L'apprentissage pour renforcer l'employabilité

Au dela des maquettes de formation, ce sont également les modalités pédagogiques qui évoluent puisque ces établissements s'ouvrent à l'apprentissage.

L'École de design Nantes Atlantique propose de l'apprentissage au niveau bac+3 et bac+5. "Notre indicateur principal, c'est l'employabilité de nos élèves. Si les jeunes sont correctement formés, ils vont trouver un emploi", estime Stéphane Gouret, qui affirme que son école se place comme "le premier CFA de France en design". 

À Saint-Etienne, Éric Jourdan a sollicité les entreprises dès son arrivée à la tête de la Cité du design-Esadse, en 2020. "On a ouvert une première classe d'alternance pour les étudiants du master 2 design objet, car je suis convaincu que c'est le meilleur vecteur d'insertion. Des écoles privées le proposaient déjà mais nous avons été la première école publique à franchir le pas. C'est un grand changement culturel."

Se démarquer dans un secteur concurrentiel

Face à l'essor des établissements privés, les écoles de design "historiques" cherchent à se distinguer. En 2022, l'école de Nantes, un établissement privé associatif reconnu par l'État, est devenue la première école de design à obtenir le label EESPIG (Établissement d'enseignement supérieur privé d'intérêt général), un label jusqu'ici délivré principalement aux écoles de commerce et d'ingénieurs.

Pour l'obtenir, les établissements doivent remplir plusieurs critères, notamment garantir une mission de service public. "On est sur un secteur avec une offre importante d'écoles privées, dans lequel les étudiants et leur famille ont du mal à se repérer, souligne Stéphane Gouret. Ce label leur garantit que notre école n'est pas mue par autre chose que former les élèves à un métier."

Des partenariats avec le monde professionnel

Au-delà de l'apprentissage, ces écoles renforcent leur liens aux entreprises. Ainsi, l'école de Nantes dispose de partenariats avec Orange, Décathlon ou LVMH, qui permettent aux étudiants de plancher sur des sujets concrets tout en se constituant un book.

"On propose aux entreprises de travailler sur des sujets qui sont importants pour elles.

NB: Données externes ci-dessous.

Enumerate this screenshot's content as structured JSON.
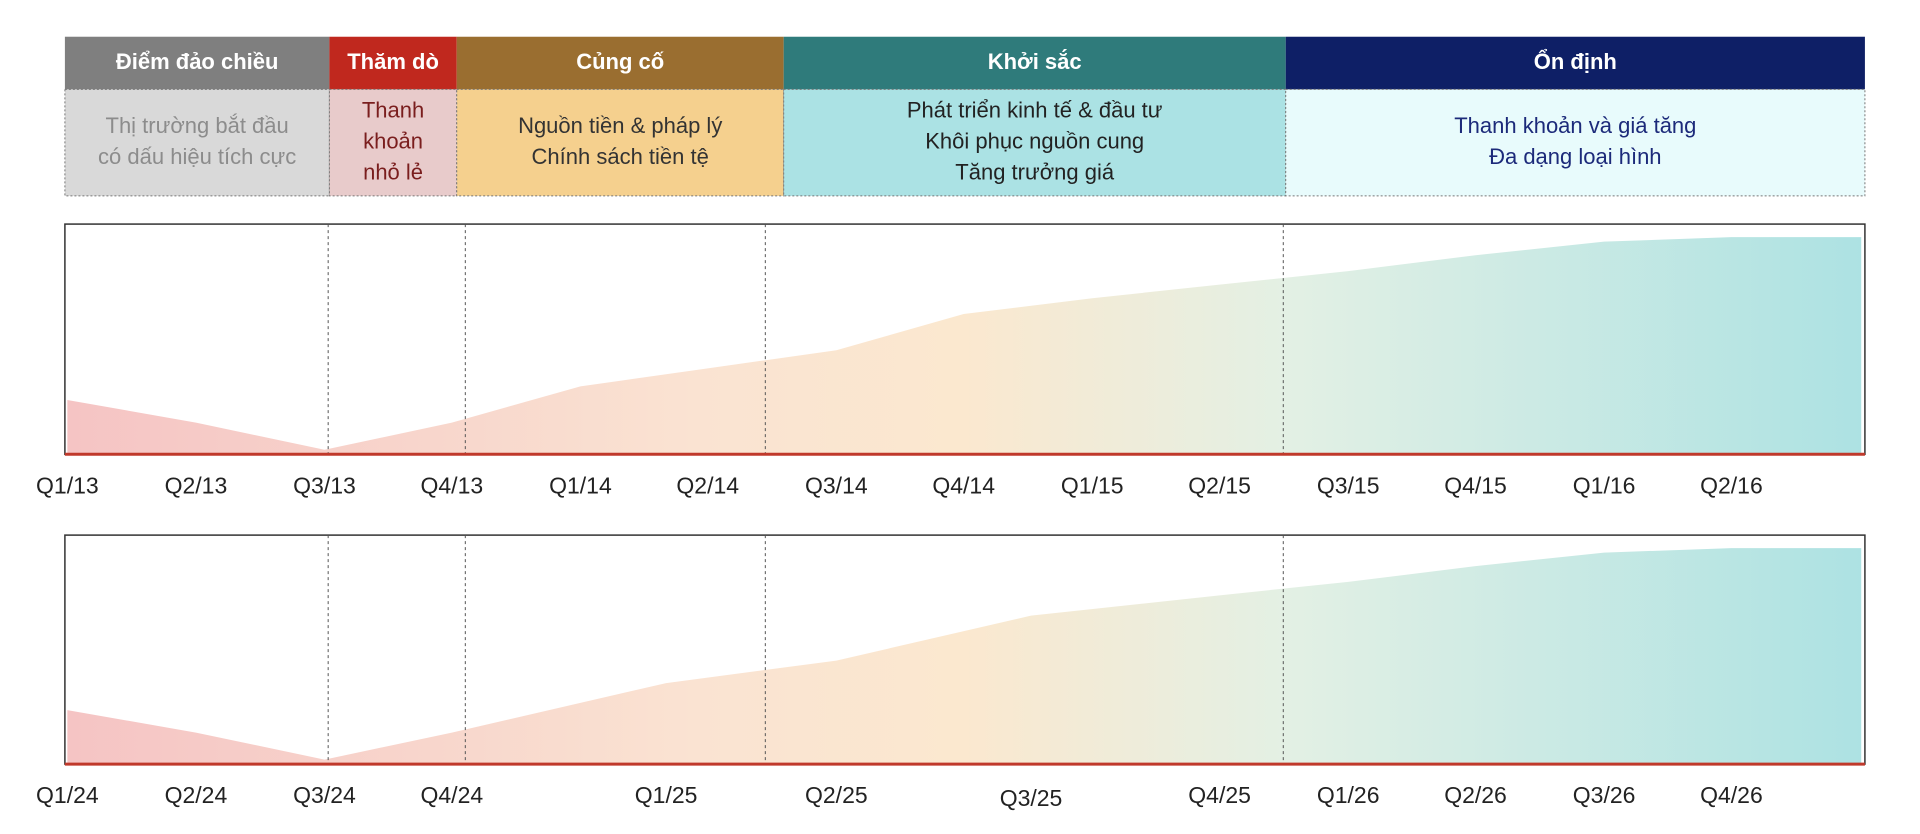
{
  "phases": [
    {
      "name": "Điểm đảo chiều",
      "lines": [
        "Thị trường bắt đầu",
        "có dấu hiệu tích cực"
      ],
      "header_color": "#7f7f7f",
      "body_color": "#d9d9d9",
      "text_color": "#8c8c8c"
    },
    {
      "name": "Thăm dò",
      "lines": [
        "Thanh",
        "khoản",
        "nhỏ lẻ"
      ],
      "header_color": "#c0281e",
      "body_color": "#e8cbcb",
      "text_color": "#7a1e1e"
    },
    {
      "name": "Củng cố",
      "lines": [
        "Nguồn tiền & pháp lý",
        "Chính sách tiền tệ"
      ],
      "header_color": "#9a6e30",
      "body_color": "#f5d08e",
      "text_color": "#333333"
    },
    {
      "name": "Khởi sắc",
      "lines": [
        "Phát triển kinh tế & đầu tư",
        "Khôi phục nguồn cung",
        "Tăng trưởng giá"
      ],
      "header_color": "#2f7b7b",
      "body_color": "#abe2e4",
      "text_color": "#222222"
    },
    {
      "name": "Ổn định",
      "lines": [
        "Thanh khoản và giá tăng",
        "Đa dạng loại hình"
      ],
      "header_color": "#0e1f66",
      "body_color": "#e8fbfc",
      "text_color": "#1c2a7a"
    }
  ],
  "chart_data": [
    {
      "type": "area",
      "categories": [
        "Q1/13",
        "Q2/13",
        "Q3/13",
        "Q4/13",
        "Q1/14",
        "Q2/14",
        "Q3/14",
        "Q4/14",
        "Q1/15",
        "Q2/15",
        "Q3/15",
        "Q4/15",
        "Q1/16",
        "Q2/16",
        null
      ],
      "values": [
        24,
        14,
        2,
        14,
        30,
        38,
        46,
        62,
        69,
        75,
        81,
        88,
        94,
        96,
        96
      ],
      "ylim": [
        0,
        100
      ],
      "baseline_color": "#c0392b"
    },
    {
      "type": "area",
      "categories": [
        "Q1/24",
        "Q2/24",
        "Q3/24",
        "Q4/24",
        "Q1/25",
        "Q2/25",
        "Q3/25",
        "Q4/25",
        "Q1/26",
        "Q2/26",
        "Q3/26",
        "Q4/26",
        null
      ],
      "values": [
        24,
        14,
        2,
        14,
        36,
        46,
        66,
        75,
        81,
        88,
        94,
        96,
        96
      ],
      "ylim": [
        0,
        100
      ],
      "baseline_color": "#c0392b"
    }
  ]
}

Par exemple, avec Airbus, les élèves travaillent sur le cockpit du futur. L'idée est de faire en sorte que les interfaces et les cockpits soient adaptables au niveau de compétences des pilotes", poursuit Stéphane Gouret.

À Saint-Étienne, un nouveau postmaster design et industrie encourage de jeunes professionnels du design de travailler avec des entreprises sur des programmes de recherche de deux ans. "À l'issue du programme, les étudiants proposent un projet concret, valorisé à travers une exposition à la Cité du design", détaille Eric Jourdan.